Unravelling region-specific responses to embryonic DNA damage in the developing brain

DNA damage during early neurogenesis, e.g. resulting from DNA repair deficiencies or exposure to moderate and high doses of ionizing radiation, can lead to neurodevelopmental disorders such as microcephaly. The DNA damage response in dorsal neural progenitor cells (NPCs), which are responsible for generating excitatory neurons, has been well-studied, with outcomes including p53-mediated apoptosis and premature neuronal differentiation. However, little is known about the response of ventral NPCs, which give rise to inhibitory interneurons. Given the critical role of the balance between excitation and inhibition in maintaining proper brain function, disruptions in the development of these neuron types are linked to various neurodevelopmental disorders. This thesis aims to fill the knowledge gap regarding the effects of DNA damage on both ventral and dorsal NPC populations. For this, we used ionizing radiation as a mean
to induce acute DNA damage in a controlled way. Our study focused on the effects of prenatal ionizing radiation on both ventral and dorsal NPCs, specifically from the medial ganglionic eminence (MGE) and neocortex (NCX), important regions involved in the generation of inhibitory and excitatory neurons, respectively. We exposed mouse fetuses to ionizing radiation during an early stage of forebrain neurogenesis to compare the DNA damage response in the NCX and MGE. Both regions exhibited a p53-mediated DNA damage response, involving cell cycle
arrest, DNA repair, and apoptosis.
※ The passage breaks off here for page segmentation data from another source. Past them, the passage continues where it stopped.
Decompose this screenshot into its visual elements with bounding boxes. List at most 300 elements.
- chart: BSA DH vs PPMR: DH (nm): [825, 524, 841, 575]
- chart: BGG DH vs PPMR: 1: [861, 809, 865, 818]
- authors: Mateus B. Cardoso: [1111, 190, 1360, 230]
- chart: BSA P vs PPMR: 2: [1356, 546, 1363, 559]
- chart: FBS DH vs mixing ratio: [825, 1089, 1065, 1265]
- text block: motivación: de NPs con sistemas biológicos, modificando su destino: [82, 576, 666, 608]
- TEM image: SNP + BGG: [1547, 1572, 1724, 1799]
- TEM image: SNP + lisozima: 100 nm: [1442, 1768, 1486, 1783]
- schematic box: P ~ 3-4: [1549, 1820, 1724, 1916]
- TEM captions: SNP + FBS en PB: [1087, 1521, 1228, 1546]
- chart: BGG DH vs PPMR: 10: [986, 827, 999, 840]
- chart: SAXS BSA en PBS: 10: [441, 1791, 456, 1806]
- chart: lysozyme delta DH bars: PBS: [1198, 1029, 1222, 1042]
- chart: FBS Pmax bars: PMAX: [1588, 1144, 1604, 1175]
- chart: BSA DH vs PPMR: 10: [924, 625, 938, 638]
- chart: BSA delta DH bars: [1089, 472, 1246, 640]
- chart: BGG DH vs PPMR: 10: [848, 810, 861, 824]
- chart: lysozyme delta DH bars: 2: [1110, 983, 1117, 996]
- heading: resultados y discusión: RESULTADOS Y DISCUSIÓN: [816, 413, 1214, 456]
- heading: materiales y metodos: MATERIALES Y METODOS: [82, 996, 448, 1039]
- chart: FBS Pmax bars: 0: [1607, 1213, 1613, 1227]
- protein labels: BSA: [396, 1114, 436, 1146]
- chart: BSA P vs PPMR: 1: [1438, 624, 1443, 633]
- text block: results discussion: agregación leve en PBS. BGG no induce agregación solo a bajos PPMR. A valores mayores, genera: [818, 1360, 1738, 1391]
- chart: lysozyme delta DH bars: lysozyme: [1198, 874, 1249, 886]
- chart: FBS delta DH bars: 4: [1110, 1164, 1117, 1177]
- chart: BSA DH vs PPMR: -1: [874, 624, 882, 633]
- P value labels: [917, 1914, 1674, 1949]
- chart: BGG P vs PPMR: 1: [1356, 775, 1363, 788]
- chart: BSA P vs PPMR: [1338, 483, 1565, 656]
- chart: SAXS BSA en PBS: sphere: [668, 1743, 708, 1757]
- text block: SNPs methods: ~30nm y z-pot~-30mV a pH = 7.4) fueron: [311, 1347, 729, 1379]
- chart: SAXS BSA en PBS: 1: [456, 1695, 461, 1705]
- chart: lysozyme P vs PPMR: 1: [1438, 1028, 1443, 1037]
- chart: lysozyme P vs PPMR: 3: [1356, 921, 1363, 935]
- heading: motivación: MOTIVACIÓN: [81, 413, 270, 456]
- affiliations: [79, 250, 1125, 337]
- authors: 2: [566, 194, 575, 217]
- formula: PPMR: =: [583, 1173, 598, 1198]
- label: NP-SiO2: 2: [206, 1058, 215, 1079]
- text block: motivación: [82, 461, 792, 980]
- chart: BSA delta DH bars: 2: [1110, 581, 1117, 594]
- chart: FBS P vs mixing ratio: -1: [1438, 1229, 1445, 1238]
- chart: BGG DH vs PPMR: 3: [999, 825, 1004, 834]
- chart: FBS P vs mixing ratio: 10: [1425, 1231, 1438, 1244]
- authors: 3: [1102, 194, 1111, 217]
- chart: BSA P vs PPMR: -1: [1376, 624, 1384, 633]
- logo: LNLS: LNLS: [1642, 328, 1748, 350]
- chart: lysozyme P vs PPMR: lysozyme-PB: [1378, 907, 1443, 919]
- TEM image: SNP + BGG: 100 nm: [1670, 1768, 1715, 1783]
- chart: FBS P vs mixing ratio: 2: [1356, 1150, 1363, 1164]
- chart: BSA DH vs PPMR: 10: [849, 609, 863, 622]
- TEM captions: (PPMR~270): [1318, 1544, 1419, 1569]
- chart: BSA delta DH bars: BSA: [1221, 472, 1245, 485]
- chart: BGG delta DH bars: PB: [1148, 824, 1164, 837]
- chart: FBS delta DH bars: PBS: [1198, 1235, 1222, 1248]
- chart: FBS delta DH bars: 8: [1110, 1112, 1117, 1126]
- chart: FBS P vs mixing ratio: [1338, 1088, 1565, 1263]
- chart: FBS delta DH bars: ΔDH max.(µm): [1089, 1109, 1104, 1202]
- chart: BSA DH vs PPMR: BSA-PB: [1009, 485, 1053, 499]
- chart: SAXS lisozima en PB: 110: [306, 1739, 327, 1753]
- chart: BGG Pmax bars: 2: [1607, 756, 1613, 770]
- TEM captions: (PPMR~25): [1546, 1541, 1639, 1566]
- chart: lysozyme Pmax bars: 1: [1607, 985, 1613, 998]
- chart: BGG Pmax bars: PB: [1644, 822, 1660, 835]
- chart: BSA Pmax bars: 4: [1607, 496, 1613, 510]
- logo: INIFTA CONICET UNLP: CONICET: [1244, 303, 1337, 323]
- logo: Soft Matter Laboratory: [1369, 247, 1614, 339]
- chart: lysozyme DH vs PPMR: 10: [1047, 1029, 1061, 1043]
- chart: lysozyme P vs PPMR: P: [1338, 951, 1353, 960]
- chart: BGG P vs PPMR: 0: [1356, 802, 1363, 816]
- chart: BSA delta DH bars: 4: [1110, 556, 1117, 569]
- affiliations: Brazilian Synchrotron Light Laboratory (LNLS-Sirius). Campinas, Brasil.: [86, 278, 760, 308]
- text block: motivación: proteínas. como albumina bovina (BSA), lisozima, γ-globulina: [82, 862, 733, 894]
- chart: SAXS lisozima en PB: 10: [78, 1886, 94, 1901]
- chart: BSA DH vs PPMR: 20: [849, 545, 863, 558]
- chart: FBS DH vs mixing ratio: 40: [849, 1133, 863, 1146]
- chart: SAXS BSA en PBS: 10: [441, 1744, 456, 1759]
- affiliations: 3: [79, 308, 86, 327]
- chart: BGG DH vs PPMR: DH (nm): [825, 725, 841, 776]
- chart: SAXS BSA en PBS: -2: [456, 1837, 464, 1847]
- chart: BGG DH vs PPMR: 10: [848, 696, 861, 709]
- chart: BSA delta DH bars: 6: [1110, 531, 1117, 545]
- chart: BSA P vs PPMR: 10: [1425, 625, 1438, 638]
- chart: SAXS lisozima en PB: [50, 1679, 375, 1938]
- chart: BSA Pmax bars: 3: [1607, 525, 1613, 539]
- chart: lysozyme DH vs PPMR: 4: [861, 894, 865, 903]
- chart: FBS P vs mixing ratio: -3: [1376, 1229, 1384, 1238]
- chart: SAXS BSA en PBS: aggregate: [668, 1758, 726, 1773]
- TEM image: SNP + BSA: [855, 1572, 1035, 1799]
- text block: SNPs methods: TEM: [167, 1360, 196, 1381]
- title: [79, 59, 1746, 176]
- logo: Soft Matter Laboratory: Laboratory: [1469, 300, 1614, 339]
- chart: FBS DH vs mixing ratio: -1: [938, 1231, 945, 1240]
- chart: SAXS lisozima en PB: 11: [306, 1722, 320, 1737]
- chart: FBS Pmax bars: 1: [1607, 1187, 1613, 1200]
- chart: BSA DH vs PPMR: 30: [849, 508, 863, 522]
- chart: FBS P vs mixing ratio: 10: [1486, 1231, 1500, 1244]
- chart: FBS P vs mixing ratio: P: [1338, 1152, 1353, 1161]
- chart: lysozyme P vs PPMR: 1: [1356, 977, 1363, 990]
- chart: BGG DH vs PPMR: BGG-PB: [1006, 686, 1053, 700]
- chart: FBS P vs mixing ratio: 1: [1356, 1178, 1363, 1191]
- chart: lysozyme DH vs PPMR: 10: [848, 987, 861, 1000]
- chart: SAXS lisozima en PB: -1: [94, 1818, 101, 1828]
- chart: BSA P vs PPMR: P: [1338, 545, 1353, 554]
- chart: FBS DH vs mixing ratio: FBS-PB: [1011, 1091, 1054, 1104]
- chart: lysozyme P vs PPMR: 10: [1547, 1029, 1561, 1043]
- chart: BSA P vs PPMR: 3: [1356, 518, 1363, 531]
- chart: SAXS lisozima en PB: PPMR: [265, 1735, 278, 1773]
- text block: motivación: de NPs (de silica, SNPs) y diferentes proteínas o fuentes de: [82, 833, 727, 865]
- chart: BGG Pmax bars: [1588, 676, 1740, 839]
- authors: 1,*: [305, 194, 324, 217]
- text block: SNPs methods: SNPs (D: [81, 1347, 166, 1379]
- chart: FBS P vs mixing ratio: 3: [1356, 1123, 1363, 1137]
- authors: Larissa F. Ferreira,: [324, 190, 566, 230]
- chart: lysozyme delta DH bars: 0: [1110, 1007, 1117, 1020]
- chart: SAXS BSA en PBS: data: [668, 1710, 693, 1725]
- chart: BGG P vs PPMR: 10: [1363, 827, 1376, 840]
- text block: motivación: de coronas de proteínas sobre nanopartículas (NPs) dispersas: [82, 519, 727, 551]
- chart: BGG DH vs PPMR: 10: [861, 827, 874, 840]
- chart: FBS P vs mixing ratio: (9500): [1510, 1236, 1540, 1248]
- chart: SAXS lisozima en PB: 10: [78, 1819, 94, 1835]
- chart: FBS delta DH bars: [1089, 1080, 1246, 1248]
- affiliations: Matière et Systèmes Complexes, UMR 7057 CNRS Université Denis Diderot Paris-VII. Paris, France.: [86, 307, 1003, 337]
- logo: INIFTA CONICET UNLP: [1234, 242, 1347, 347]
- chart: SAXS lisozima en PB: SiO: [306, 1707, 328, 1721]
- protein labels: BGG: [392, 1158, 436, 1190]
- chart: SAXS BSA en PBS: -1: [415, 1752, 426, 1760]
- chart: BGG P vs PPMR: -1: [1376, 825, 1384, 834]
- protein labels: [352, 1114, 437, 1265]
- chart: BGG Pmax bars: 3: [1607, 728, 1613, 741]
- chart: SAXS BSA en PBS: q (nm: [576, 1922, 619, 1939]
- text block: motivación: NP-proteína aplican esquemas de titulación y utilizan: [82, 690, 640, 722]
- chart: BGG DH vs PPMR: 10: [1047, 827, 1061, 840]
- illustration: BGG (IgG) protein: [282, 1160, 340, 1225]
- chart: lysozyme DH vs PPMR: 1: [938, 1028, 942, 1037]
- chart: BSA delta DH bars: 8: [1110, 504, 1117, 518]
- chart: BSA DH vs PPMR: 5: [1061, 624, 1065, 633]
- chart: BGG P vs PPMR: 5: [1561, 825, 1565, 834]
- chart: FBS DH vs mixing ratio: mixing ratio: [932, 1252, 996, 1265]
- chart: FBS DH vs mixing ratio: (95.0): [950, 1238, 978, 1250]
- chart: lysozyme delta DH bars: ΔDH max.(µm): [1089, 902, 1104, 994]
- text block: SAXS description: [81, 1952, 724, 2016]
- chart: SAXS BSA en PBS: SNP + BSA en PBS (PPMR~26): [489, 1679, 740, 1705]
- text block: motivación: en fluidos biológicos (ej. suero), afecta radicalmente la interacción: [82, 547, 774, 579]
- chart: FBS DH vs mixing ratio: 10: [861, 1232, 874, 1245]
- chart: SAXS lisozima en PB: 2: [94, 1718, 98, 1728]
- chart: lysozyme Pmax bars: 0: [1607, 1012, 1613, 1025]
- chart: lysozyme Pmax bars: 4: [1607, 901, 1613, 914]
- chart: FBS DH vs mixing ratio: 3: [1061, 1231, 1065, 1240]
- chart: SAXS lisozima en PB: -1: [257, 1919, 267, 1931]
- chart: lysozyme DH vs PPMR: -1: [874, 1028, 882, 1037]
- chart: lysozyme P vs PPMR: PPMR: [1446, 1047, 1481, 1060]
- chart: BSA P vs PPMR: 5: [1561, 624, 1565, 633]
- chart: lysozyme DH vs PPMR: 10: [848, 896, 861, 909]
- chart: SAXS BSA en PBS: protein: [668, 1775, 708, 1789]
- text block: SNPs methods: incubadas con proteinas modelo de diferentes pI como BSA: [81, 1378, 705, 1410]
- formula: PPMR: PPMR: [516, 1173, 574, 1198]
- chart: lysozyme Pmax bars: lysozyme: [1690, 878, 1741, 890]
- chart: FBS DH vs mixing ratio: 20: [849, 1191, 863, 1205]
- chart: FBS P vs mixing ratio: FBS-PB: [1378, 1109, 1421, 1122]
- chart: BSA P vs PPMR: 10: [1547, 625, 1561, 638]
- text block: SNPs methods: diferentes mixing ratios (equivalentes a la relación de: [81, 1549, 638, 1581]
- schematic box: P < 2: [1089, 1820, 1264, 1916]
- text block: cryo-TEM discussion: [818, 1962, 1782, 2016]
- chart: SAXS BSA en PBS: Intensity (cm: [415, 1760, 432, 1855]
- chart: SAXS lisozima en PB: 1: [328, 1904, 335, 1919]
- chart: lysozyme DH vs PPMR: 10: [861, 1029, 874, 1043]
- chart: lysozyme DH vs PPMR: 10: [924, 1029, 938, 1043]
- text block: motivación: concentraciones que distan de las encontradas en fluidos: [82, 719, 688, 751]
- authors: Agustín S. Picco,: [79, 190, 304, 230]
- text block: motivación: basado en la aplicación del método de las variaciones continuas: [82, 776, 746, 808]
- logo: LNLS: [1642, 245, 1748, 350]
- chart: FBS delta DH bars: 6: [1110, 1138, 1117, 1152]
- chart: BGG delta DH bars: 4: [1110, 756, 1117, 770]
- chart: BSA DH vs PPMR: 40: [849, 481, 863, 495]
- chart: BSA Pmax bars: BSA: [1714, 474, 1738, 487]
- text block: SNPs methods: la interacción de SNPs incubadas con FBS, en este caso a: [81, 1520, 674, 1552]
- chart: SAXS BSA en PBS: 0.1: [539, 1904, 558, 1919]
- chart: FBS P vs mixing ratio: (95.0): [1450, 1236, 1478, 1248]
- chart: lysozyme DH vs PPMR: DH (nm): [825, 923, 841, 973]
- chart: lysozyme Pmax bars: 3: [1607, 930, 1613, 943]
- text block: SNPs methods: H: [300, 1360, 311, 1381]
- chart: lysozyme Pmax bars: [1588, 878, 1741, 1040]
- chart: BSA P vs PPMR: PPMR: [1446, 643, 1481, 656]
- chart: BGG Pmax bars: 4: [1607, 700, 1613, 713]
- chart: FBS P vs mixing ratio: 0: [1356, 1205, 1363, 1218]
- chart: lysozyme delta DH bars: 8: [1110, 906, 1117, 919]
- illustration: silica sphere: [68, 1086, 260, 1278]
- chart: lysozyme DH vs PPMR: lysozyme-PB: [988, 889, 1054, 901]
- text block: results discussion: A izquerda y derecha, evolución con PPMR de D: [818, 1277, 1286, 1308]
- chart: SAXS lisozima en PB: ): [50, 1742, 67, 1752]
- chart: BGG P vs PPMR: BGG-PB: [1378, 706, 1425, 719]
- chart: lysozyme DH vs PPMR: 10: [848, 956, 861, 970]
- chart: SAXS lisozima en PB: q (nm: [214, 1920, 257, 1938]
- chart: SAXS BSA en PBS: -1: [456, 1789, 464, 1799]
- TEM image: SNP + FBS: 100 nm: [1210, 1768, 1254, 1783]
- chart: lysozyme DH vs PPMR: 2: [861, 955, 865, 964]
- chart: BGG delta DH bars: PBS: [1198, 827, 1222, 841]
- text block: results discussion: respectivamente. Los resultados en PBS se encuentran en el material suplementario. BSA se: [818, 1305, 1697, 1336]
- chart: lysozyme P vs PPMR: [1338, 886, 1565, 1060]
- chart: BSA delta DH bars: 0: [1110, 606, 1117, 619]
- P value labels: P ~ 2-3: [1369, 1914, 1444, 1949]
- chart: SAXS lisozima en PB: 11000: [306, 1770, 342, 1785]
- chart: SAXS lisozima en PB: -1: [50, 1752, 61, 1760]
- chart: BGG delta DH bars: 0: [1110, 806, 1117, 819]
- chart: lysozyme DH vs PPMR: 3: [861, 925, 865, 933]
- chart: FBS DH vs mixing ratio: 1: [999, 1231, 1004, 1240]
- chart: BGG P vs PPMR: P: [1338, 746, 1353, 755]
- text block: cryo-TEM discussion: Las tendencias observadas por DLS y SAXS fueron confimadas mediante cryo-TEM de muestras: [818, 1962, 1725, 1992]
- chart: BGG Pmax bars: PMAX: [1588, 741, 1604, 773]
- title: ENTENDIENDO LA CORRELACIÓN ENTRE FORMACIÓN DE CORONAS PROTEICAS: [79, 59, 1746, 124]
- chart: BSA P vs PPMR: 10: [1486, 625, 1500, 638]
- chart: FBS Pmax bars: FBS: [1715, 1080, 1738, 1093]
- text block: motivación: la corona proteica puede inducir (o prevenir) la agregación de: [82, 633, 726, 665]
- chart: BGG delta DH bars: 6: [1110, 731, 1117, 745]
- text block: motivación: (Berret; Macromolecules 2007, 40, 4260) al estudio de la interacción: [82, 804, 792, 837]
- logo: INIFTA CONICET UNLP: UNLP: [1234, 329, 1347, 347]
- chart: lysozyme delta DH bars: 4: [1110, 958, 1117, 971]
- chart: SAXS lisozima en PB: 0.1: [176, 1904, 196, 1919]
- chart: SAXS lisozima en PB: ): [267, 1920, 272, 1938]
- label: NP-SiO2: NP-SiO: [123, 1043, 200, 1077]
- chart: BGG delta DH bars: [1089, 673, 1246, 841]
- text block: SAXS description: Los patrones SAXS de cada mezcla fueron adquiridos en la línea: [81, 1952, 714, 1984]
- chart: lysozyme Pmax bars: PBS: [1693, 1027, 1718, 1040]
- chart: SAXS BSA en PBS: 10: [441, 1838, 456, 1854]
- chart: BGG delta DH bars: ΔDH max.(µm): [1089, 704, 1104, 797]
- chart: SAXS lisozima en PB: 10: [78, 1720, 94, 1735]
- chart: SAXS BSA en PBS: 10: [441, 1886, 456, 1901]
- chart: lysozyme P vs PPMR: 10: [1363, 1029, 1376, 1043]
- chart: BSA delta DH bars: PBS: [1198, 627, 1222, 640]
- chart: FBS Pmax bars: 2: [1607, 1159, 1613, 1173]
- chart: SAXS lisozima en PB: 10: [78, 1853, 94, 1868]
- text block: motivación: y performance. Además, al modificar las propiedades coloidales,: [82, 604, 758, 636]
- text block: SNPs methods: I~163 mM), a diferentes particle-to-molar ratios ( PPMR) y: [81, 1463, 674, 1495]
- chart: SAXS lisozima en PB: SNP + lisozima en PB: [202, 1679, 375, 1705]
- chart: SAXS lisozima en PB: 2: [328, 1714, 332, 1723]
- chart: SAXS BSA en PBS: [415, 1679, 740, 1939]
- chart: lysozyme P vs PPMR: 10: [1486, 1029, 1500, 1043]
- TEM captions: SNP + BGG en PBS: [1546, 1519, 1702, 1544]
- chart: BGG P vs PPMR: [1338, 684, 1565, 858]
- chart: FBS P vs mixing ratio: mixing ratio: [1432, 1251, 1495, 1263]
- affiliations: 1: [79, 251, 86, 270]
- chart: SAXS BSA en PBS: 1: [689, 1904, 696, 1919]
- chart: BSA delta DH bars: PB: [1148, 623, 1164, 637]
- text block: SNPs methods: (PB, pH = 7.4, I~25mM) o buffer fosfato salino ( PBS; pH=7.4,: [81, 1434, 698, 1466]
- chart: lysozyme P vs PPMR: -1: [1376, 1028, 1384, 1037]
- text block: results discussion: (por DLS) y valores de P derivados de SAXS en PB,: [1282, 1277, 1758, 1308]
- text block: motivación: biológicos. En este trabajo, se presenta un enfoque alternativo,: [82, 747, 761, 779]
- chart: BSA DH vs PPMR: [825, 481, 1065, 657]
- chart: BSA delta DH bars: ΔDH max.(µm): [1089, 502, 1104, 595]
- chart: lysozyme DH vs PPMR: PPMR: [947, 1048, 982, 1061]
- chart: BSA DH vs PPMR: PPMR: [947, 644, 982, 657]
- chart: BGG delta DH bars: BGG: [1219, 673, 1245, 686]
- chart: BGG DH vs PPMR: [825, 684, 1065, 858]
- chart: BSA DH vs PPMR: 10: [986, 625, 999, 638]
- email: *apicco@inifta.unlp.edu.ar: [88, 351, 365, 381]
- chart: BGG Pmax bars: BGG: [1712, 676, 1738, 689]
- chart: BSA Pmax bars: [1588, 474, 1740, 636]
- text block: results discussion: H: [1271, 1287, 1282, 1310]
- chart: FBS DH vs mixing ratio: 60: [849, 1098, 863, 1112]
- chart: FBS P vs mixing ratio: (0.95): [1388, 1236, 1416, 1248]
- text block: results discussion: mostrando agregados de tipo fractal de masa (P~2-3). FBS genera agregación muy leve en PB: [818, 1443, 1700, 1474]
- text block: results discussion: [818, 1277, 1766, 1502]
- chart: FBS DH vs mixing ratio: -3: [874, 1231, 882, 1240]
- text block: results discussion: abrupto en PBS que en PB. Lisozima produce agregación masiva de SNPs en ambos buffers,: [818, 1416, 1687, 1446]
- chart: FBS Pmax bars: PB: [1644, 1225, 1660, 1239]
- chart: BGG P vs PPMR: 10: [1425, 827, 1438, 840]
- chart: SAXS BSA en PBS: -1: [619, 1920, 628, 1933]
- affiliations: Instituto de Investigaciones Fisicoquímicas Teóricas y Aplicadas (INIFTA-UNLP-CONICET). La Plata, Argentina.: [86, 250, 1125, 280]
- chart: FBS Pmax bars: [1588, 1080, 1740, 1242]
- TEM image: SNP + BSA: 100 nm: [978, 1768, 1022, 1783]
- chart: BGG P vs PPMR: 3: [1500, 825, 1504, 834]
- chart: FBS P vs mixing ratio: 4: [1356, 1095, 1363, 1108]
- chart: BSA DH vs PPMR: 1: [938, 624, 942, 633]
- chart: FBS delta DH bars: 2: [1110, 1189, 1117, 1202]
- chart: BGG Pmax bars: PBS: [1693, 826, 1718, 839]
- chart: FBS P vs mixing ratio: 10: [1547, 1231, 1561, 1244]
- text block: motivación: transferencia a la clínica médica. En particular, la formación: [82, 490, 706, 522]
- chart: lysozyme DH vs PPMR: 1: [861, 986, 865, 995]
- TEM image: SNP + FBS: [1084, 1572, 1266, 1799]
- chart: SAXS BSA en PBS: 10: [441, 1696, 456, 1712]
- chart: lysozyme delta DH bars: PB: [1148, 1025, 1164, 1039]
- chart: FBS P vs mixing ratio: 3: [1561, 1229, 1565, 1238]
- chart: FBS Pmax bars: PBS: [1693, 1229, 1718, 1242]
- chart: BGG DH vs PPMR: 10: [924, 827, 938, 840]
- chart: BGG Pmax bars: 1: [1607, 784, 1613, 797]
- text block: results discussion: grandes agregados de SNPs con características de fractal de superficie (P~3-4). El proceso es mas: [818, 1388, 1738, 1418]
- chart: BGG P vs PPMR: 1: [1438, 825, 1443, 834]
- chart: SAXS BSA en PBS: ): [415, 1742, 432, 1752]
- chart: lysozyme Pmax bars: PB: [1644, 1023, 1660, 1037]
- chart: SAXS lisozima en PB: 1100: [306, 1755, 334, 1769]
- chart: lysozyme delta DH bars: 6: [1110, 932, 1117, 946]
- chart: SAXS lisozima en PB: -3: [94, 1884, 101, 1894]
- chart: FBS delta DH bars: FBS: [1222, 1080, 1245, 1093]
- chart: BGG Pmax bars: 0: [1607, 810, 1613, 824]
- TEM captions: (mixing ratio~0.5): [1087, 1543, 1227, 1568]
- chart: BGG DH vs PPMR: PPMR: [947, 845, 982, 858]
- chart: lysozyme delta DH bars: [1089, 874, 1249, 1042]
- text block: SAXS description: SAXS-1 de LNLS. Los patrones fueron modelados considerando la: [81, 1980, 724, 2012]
However, the response differed between both regions: NCX cells experienced prolonged cell cycle arrest, while MGE cells exhibited more sustained apoptosis. Furthermore, MGE cells displayed reduced interneuron migration speed in acute living brain slices and MGE explants, the latter indicating a potential cell-intrinsic defect resulting from irradiation. This
defect was not seen in explants from p53-deficient mice, indicating it is independent from the canonical DNA damage response. RNA sequencing and protein analyses revealed that disruptions in cytoskeletal-related machinery, particularly involving actin and microtubules, were more prominent in MGE cells. Despite these acute defects, irradiated mice did not show an increased susceptibility to pentylenetetrazole-induced seizures and the overall number of cortical interneurons in the young adult brain was unaffected. These findings suggest a remarkable plasticity of the developing brain in response to acute embryonic DNA damage. Overall, this study highlights region-specific responses
to DNA damage in the embryonic forebrain and enhances our understanding of how early developmental insults impact brain development and may contribute to or mitigate the risk of neurodevelopmental disorders.